Scrutiny of health IT laws has grown this year. In a March 9 letter to HHS, members of Congress pointed out that, despite promises in 2014 to update HIPAA to keep pace with developments in technology and communication, HHS has done little to guide developers, leaving healthcare providers wary of incorporating new technology into their practices. In February, HHS released a document answering two questions about health apps and HIPAA, but that single document only highlights HHS’ overall lack of urgency or a detailed plan, the letter says.

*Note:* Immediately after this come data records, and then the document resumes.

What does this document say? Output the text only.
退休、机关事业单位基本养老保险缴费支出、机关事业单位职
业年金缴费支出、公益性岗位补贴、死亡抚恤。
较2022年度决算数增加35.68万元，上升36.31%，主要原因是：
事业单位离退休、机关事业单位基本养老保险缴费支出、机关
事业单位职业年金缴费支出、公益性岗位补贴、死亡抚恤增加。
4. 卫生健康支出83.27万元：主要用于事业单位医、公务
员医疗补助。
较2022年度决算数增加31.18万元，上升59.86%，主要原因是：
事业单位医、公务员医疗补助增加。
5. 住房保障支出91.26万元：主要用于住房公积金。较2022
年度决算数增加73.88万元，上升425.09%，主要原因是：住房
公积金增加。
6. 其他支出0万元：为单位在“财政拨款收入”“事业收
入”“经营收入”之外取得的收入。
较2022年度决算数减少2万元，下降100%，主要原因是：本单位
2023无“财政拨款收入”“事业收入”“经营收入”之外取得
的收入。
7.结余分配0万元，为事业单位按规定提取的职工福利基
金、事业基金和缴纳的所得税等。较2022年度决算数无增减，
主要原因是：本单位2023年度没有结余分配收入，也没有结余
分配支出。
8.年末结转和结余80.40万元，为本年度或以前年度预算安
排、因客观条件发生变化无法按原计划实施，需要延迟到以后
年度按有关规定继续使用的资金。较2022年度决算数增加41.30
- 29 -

Healthcare providers’ reluctance to integrate data from mobile devices, wearables, and apps may prevent them from collecting a complete picture of a patient’s health. A 2014 study published in Pharmacy and Therapeutics showed a link between access to mobile health apps and improved patient outcomes.

The Office of the National Coordinator of Health IT recently made moves to address shortcomings in health app development by launching an app developer contest with awards totaling $625,000. The contest aims to encourage the development of interoperable, secure, user-friendly apps that are able to aggregate data from a variety of sources.